DEDİKODU HASTALIĞI
Yüce Allah şöyle buyruyor: “Ey iman edenler zanın çoğundan kaçının,çünkü bazı zanlar günahtır.Birb...
https://www.dilekhaniminmutfagi.com/2014/01/dedikodu-hastaligi.html
Yüce Allah şöyle buyruyor:
“Ey iman edenler zanın çoğundan
kaçının,çünkü bazı zanlar günahtır.Birbirinizin ayıplarını
araştırmayın.Birbirinizin arkasından konuşmayın.(gıybet etmeyin),sizden biriniz
ölü kardeşin etini yer mi? Çünkü bundan tiksinirsiniz.Allah’tan korkun şüphesiz
Allah çok bağışlayan,çok acıyandır.”(Hucurat 12.ayet)

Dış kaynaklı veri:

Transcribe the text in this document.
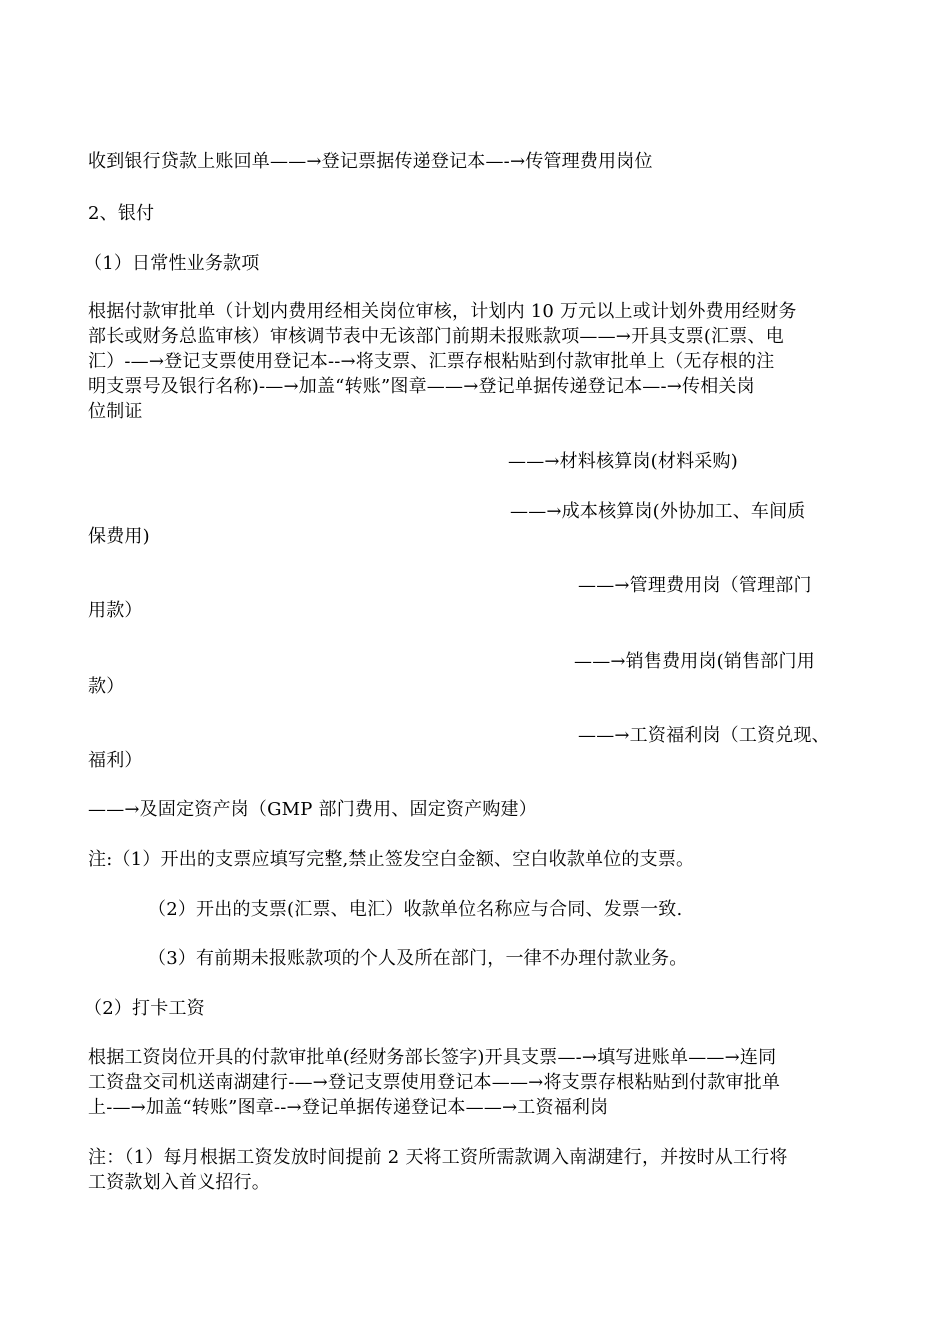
收到银行贷款上账回单——→登记票据传递登记本—-→传管理费用岗位
2、银付
（1）日常性业务款项
根据付款审批单（计划内费用经相关岗位审核，计划内 10 万元以上或计划外费用经财务
部长或财务总监审核）审核调节表中无该部门前期未报账款项——→开具支票(汇票、电
汇）-—→登记支票使用登记本--→将支票、汇票存根粘贴到付款审批单上（无存根的注
明支票号及银行名称)-—→加盖“转账”图章——→登记单据传递登记本—-→传相关岗
位制证
——→材料核算岗(材料采购)
——→成本核算岗(外协加工、车间质
保费用)
——→管理费用岗（管理部门
用款）
——→销售费用岗(销售部门用
款）
——→工资福利岗（工资兑现、
福利）
——→及固定资产岗（GMP 部门费用、固定资产购建）
注:（1）开出的支票应填写完整,禁止签发空白金额、空白收款单位的支票。
（2）开出的支票(汇票、电汇）收款单位名称应与合同、发票一致.
（3）有前期未报账款项的个人及所在部门，一律不办理付款业务。
（2）打卡工资
根据工资岗位开具的付款审批单(经财务部长签字)开具支票—-→填写进账单——→连同
工资盘交司机送南湖建行-—→登记支票使用登记本——→将支票存根粘贴到付款审批单
上-—→加盖“转账”图章--→登记单据传递登记本——→工资福利岗
注：（1）每月根据工资发放时间提前 2 天将工资所需款调入南湖建行，并按时从工行将
工资款划入首义招行。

Gıybet büyük günahlardan birisidir.
Gıybet birinin arkasından konuşmak ve onun duyması halinde hoşnut olmayacağı
sözler söylemektir.Yani insanın yokluğunda söylenenler,doğru ise gıybet yalan
ise iftiradır.Gıybet dil ile mümkün oyduğu gibi işaret ve yazışma yoluyla da
olabilir.Her halükarda bir insan
başkalarının bulunduğu bir ortamda birisi hakkında duyması halinde hoşnut
olmayacağı sözler söylüyorsa bu yapılan gıybettir ve haramdır.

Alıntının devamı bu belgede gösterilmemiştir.